Federer: ‘I Found The Joy In Working Hard’
Swiss star reflects on work ethic
Roger Federer has been a household name at Wimbledon since winning the first of seven titles at the All England Club in 2003. But success had not always been guaranteed for the Swiss, whose early career was marked by inconsistency even after an epic upset of six-time champion Pete Sampras in 2001 in the fourth round at Wimbledon.
“I had to go my path. My path was different,” said Federer, who found inspiration from two key figures in his early twenties. “It was left and right and trying to adjust and find myself. Eventually, I found the joy in working hard and feeling the pain, understanding why I'm going on the treadmill, why I'm going to the weight room.”

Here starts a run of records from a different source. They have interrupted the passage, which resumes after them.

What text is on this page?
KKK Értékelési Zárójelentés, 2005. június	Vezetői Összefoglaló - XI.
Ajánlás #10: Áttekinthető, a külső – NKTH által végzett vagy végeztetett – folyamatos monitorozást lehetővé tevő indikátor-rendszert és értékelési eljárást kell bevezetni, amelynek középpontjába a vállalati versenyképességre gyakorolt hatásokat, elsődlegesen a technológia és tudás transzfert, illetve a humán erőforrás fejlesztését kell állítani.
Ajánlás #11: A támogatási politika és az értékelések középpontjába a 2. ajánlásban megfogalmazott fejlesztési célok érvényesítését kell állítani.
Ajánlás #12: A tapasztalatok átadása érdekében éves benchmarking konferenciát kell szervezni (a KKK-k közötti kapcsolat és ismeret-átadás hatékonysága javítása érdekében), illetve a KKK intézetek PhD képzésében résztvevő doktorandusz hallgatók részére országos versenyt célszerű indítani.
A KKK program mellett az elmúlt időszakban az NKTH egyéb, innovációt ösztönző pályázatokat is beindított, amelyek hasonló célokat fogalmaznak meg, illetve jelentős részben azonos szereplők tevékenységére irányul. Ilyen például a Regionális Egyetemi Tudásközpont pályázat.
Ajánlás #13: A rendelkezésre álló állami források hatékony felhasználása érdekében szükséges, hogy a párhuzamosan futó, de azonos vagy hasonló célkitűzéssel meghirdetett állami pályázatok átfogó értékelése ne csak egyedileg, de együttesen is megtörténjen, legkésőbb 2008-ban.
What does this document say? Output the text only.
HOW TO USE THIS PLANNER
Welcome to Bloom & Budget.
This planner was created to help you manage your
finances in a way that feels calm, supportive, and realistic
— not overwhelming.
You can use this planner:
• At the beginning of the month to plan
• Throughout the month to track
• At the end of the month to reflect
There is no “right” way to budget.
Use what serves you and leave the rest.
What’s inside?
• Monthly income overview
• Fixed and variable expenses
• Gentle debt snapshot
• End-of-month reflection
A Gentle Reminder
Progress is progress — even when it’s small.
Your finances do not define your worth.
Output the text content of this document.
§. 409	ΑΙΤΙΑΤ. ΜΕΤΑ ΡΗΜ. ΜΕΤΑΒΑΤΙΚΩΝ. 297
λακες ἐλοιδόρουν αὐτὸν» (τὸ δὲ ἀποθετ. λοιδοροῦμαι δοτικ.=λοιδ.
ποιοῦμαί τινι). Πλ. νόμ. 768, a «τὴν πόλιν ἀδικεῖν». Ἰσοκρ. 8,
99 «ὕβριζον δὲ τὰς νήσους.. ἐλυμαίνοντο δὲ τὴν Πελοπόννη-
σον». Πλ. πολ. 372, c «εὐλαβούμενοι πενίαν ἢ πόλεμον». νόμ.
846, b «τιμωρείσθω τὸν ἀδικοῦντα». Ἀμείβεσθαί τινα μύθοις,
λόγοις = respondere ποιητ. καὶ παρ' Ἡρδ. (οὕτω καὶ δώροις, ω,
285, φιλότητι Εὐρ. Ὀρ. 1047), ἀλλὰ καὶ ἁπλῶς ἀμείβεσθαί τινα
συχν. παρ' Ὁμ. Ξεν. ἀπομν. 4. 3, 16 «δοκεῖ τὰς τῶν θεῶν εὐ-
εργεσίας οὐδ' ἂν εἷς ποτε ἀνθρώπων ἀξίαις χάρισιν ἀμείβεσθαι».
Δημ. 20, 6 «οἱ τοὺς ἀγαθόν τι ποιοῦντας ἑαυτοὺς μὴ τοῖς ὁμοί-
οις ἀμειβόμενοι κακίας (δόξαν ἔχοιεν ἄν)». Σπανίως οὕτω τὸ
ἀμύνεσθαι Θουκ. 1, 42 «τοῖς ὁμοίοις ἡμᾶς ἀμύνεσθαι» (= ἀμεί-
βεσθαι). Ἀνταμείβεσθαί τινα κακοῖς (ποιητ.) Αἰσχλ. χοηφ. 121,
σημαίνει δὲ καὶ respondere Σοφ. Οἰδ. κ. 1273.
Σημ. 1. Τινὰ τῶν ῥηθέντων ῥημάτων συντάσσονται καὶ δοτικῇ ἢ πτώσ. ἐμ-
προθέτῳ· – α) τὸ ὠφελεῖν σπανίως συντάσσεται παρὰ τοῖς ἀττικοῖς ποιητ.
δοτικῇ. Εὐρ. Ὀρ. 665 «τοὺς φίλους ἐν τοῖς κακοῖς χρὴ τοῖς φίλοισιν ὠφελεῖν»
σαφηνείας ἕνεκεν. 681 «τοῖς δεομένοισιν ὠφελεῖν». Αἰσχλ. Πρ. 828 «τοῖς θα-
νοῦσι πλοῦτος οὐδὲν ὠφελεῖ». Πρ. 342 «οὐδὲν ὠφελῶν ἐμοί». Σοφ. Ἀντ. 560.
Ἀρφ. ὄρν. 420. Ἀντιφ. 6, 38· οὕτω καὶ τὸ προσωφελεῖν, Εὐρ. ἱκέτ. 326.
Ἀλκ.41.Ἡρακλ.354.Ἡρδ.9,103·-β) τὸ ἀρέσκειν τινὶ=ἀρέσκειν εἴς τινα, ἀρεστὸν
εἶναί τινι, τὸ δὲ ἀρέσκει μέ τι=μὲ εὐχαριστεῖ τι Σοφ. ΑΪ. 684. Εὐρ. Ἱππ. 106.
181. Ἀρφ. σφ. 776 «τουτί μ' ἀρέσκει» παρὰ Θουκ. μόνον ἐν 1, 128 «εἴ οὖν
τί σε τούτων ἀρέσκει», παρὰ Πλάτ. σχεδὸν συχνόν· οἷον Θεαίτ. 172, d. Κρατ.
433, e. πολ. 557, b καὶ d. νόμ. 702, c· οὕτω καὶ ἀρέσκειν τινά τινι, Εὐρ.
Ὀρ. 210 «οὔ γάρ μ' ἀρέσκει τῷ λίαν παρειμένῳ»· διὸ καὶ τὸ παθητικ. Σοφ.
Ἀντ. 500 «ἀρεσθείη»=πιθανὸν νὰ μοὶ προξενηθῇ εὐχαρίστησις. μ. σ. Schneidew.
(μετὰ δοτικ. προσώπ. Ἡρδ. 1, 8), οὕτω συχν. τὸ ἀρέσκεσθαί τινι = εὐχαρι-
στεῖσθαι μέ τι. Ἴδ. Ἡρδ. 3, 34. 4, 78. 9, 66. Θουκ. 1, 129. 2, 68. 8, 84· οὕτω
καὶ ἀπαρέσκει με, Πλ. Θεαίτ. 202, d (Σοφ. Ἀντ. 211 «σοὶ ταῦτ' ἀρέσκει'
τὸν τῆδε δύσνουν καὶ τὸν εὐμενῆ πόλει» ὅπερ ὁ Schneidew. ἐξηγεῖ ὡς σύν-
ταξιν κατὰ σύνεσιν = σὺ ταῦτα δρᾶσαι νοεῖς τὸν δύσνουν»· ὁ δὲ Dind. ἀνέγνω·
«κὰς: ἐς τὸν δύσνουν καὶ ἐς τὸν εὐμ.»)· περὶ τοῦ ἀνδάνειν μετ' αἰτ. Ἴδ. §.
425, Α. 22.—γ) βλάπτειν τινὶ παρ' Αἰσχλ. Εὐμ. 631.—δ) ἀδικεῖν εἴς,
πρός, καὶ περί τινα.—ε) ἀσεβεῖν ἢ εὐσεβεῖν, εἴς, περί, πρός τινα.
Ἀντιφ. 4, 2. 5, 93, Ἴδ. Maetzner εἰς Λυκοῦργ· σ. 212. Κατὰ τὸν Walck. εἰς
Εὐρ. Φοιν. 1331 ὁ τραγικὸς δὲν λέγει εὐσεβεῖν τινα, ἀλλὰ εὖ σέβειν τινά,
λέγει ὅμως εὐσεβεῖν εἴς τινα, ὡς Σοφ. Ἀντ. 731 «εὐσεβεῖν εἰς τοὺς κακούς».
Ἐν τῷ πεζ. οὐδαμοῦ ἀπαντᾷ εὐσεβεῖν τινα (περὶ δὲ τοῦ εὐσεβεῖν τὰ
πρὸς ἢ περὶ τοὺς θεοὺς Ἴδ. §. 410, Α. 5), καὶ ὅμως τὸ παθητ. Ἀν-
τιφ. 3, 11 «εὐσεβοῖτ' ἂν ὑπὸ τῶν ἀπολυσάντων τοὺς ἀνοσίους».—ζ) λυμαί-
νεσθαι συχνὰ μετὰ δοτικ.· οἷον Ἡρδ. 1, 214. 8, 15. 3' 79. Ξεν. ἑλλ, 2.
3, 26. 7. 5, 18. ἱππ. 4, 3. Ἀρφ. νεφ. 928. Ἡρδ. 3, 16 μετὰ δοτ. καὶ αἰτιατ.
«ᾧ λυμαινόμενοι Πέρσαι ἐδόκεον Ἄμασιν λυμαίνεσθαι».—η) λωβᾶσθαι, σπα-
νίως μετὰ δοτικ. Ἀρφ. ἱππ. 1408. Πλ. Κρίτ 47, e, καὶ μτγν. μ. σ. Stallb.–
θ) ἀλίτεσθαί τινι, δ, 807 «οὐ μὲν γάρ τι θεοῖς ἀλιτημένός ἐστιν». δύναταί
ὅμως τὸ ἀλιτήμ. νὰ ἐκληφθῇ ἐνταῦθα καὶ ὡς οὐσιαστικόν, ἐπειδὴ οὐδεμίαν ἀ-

Despite being the most accomplished Swiss player ever, Federer believes he would not be the player he is today had he not followed the example of wife Mirka, a WTA Tour player who reached a career high of No. 76 in the world in 2001.
“I was just watching her train and it's incredible how you can put your head down, train for five, six hours straight without losing interest. I was losing interest within an hour,” Federer said. “I was more just admiring it rather than thinking I could do the same one day, to be quite honest. I needed everything to be explained to me. When finally the penny dropped, it was very clear to me, why I was doing the off-court work for the on-court."
“Tony Roche also helped me in a big way, just getting my mind right in this sense,” said Federer of the Aussie legend, who coached him from 2005 to 2007. “When Tony asked me, ‘can you play seven times five sets?’ I looked at him and said ‘I don't know.’
“[His mindset] was sort of old school, just being able to work for hour after hour after hour. Ever since, it's not been a problem for me to do that.”
For Federer, finding the motivation to work hard is no longer an issue. Quite the contrary.
“Now, I actually have my coaching team slowing me down, [coach] Severin [Luthi] telling me it's okay, that I don't need to do more than two, three hours straight anymore,” the 34 year old said.
After breezing through his first three matches in straight sets, Federer will now have time to take a breather.
“I'm looking forward to my day off tomorrow. On Sunday, I'll practise to keep that intensity, play points, go to the gym again, and Monday hopefully I'll have great energy when I come back.”